Thousands have died this year in the cycle of killings between Shiite and Sunni death squads. Suspected Shiite militiamen have killed 26 Sunni-Arab rivals in a city north of Baghdad this weekend, raising the toll in the latest round of killings to 43.
Authorities also said they discovered the headless bodies of 17 Shiite construction workers in an orchard outside Baghdad, kidnapped and decapitated in apparent retaliation for an attack on Sunni Arabs last week.
The decapitated corpses were found Friday outside the city of Duluiyah, 45 miles north of Baghdad, along with four other unknown victims, also beheaded.
The killings of the workers came after the kidnapping Wednesday of three Sunni Arabs in Duluiyah by a Shiite militia based in Balad, police said. The three were killed and their bodies burned. After the discovery of the bodies late Friday and early Saturday, Sunni families living near Balad were starting to flee their homes, fearing Shiite retaliation.In other developments: Saturday, a U.S. airman operating with an Iraqi police unit was killed in combat in Baghdad, the military said, bringing to 46 the number of U.S. servicemembers who have died in Iraq this month.
Seven people were killed in an early morning mortar attack on a small Sunni village near Baqouba, 35 miles northeast of Baghdad. Residents blamed Shiite militias for the attack, in which four mortar rounds were fired into the village.
In the evening, gunmen in a vehicle opened fire in the Shiite village of Wahda, killing three women and four men. Police pursued them and caught one of the attackers, a Sunni gunman, police said.
A Shiite family of four was killed around dawn in Mahmoudiya, about 20 miles south of Baghdad, army Capt. Oday Abdul-Ridha said. Abdul-Ridha said assailants dressed in military-style uniforms had stormed into the family's house.
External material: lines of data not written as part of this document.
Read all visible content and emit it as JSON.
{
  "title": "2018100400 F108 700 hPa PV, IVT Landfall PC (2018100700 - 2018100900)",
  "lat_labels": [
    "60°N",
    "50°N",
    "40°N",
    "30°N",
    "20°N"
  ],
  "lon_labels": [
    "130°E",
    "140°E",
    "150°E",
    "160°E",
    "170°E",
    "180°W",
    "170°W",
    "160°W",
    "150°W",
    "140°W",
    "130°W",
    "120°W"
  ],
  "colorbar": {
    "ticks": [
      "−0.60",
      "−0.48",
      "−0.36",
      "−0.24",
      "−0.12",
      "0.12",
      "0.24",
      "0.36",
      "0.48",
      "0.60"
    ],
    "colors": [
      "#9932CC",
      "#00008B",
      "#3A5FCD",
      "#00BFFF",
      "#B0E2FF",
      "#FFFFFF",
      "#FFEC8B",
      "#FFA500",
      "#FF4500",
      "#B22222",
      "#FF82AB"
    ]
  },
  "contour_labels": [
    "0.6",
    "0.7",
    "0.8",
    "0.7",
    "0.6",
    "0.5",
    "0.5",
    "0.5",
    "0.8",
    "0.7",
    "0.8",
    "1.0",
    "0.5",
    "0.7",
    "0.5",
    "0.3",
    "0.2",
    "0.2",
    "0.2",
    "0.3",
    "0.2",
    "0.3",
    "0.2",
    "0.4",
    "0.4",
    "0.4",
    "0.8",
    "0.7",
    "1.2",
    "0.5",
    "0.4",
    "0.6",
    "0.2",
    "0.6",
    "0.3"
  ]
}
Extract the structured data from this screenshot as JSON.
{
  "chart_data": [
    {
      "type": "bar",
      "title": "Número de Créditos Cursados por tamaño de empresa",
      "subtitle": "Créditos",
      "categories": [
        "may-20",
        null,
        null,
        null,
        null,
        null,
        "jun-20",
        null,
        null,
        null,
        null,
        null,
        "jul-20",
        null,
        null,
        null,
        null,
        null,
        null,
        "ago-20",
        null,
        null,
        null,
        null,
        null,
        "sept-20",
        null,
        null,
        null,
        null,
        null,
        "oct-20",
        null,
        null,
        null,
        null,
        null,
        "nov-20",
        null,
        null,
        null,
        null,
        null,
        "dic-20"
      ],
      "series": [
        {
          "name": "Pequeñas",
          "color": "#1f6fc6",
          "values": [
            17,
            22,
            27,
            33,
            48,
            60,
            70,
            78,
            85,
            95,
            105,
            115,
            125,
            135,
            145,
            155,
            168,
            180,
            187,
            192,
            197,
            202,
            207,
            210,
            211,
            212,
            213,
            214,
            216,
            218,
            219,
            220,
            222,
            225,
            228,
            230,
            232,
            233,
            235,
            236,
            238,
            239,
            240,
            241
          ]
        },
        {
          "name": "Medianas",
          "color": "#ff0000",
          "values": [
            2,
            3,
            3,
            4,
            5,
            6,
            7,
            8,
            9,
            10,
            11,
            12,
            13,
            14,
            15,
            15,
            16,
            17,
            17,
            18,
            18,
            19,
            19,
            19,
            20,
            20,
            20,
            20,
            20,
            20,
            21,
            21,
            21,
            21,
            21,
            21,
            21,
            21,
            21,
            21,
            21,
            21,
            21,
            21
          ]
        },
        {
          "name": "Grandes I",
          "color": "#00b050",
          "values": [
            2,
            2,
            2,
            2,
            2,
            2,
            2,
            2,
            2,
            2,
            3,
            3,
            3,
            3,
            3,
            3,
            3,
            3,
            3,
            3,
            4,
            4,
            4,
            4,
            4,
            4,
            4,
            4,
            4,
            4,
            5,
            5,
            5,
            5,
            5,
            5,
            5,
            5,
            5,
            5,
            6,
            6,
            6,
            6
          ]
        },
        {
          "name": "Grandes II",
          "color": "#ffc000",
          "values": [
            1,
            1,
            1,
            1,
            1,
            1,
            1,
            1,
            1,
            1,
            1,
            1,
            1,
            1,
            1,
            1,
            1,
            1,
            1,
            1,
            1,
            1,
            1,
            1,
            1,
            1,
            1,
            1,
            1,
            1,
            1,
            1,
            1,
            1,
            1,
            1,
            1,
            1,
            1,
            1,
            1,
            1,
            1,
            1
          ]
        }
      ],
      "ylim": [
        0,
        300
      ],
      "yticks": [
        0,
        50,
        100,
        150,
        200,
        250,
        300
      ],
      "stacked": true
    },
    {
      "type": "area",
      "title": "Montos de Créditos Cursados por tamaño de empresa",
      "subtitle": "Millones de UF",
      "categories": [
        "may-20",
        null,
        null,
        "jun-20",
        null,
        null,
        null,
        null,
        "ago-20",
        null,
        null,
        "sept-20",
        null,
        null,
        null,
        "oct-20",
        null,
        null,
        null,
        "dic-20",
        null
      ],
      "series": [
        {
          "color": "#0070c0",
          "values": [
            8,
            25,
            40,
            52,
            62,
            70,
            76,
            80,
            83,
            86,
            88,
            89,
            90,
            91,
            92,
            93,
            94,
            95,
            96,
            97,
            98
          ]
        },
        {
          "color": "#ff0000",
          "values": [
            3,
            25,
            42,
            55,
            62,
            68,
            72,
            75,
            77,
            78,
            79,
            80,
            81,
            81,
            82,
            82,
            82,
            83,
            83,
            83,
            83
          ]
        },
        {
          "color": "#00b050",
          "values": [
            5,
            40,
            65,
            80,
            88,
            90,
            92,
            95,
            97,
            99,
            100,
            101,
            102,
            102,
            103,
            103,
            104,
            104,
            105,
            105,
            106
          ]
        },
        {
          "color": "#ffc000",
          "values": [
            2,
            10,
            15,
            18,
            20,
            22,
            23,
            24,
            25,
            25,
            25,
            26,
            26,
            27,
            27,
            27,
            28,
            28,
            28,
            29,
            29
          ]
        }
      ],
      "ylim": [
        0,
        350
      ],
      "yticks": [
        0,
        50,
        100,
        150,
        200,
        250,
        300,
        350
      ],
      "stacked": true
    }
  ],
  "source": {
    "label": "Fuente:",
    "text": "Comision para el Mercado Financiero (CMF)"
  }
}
In Baghdad, an employee of government-run TV was killed in a drive-by shooting Friday night, police said. Raed Qais al-Shammari, a technician with the al-Iraqiya station, was standing near his home talking with a friend when he was shot by a gunman from a car in the violence-wracked Dora neighborhood, police said. The attack follows Thursday's killings of 11 people at Baghdad's private Shaabiya television station. Shiite militiamen are suspected to have carried out that attack, possibly due to perceptions the newly formed station was backing their Sunni Arab rivals.
Hard behind U.S. tanks and troops, America's big builders invaded Iraq three years ago. Now the reconstruction funds are drying up and they're pulling out, leaving both completed projects and unfulfilled plans in the hands of an Iraqi government unprepared to manage either one. The Oct. 1 start of the U.S. government's 2007 fiscal year signaled an end to U.S. aid for new Iraq reconstruction. "We're really focusing now on helping Iraqis do this themselves in the future," said Daniel Speckhard, reconstruction chief at the U.S. Embassy in Baghdad. Many Iraqi government ministries aren't able yet to pick up where the Americans leave off, he said. "They're very bad at sustainment in terms of programs and projects."
The U.K. army chief said British troops should be withdrawn from Iraq "soon." A political outcry followed. Gen. Richard Dannatt later softened his comments by saying he meant "within a year or two or three."